Have you ever gone to a new place or tried a new experience and thought to yourself, “I’m never doing that again!” Tell us about it.
I have never really gone to a new place or tried a new experience and thought to myself, “I’m never doing this again.” However I have learned something from a previous experience that I will never do again. This was a mistake I made in trust of a friend. A person I am no longer friends with. My mistakes was to give him money, practically free money to help him out in which he spent it on drugs and now doesn’t talk to me. It was a small amount of money that I would not have been mad about since I considered him a good friend and wished to help him. The part that bothered me the most was that he ignored me after the fact and tried to act like I will never see him again.
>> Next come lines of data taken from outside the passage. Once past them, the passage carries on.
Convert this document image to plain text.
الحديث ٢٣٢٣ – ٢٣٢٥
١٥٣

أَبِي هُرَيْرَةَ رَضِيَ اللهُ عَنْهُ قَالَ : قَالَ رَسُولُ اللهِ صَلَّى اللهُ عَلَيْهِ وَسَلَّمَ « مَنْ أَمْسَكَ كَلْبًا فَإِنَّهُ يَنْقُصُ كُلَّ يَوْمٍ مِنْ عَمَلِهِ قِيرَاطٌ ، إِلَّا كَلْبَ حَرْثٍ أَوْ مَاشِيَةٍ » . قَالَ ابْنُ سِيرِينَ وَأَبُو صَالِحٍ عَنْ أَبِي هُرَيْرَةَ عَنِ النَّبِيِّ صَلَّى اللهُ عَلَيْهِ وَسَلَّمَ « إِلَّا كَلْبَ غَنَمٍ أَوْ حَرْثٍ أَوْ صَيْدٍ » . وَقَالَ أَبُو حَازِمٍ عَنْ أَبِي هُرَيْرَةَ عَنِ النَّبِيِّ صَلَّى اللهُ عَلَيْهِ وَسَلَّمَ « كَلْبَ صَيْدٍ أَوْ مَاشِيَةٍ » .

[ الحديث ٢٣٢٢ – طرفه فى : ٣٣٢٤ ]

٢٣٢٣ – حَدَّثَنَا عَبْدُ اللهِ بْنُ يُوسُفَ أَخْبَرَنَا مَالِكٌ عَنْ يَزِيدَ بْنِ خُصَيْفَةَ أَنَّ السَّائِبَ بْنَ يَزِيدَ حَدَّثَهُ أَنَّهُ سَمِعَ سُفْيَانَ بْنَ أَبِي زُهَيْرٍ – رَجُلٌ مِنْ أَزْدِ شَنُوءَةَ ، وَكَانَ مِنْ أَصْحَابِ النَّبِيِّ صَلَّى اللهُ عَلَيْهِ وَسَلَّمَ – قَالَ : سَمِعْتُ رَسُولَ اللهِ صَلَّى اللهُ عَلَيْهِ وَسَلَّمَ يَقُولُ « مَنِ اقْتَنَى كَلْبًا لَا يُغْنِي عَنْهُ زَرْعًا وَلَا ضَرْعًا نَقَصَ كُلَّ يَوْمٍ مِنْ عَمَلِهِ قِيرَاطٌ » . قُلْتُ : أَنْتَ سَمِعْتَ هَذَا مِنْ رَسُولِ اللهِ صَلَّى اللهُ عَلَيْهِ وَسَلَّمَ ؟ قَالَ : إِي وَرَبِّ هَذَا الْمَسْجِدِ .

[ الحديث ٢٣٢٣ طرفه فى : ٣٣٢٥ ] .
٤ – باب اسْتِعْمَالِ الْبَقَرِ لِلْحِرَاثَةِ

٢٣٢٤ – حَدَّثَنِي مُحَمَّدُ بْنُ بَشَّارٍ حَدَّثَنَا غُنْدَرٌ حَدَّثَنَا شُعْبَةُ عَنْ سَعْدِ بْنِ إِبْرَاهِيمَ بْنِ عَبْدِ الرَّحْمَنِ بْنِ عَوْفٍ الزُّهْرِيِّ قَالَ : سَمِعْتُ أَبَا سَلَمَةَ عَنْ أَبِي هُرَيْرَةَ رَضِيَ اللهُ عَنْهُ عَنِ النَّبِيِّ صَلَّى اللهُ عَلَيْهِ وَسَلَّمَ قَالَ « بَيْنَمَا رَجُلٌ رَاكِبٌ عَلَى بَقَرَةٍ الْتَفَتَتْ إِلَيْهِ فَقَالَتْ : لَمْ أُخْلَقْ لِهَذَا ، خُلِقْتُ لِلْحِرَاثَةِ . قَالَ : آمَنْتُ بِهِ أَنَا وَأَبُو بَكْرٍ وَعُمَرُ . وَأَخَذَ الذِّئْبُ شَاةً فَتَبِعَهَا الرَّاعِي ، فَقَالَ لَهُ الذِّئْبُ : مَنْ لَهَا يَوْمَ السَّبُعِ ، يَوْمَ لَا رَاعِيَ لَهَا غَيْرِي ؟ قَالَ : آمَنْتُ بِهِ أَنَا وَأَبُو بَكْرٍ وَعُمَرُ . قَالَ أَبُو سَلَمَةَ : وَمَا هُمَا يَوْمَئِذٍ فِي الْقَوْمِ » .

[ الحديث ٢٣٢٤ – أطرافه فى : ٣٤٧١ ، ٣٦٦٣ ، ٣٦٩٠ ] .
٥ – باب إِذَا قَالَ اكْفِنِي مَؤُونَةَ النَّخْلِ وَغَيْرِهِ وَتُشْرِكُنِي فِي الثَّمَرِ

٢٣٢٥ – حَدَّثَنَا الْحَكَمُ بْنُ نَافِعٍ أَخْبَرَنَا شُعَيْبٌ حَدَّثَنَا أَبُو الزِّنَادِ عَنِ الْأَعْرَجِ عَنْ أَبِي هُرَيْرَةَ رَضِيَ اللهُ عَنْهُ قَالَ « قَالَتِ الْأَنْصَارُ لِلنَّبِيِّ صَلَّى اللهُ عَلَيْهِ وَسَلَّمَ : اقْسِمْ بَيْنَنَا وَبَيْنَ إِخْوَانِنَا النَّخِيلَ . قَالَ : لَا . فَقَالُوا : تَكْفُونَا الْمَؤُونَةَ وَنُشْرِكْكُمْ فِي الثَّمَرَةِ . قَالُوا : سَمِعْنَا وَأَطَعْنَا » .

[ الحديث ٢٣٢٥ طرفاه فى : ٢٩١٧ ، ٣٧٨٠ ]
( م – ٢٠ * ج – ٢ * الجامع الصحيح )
The truth is that we both hangout in the same friend groups and cross paths at least once every time I visit my hometown and it amazes me that he won’t apologize for taking my money and spending it when I thought he needed it for family matters. I decided to cut him off after trying to contact him just to hangout several times and did not hear back from him for a month yet heard stories of him hanging out with common friends. This bothered me the most, I did not pester him on money but because he could not man up and honor his word I lost a friend and not do not care for him. I know he was having a rough time but if he was the friend I thought he was then I would have wished him to confront me and tell me. From there I would try and help him but instead he hid in the dark and waited for the thing to pass over. The thing with me is things don’t pass over. I remember the people who have done wrong to me and remember the people who deserve respect. This old friend of mine deserve no respect from me. We still see each other at functions but I refuse to acknowledge him until he apologizes for lying to me. For what is a friend without an honest relationship? I do not consider that a true friend and now that I see his true light when things get bad I will no longer help him in his time of need no matter how dire. He lost a good friend over what an ounce of weed. Money means nothing to me. Its the concept that counts. Be true to your friends and they will be true to you.
***Never: adv. 1) At no time in the past or future; on no occasion; not ever. 2) Not at all.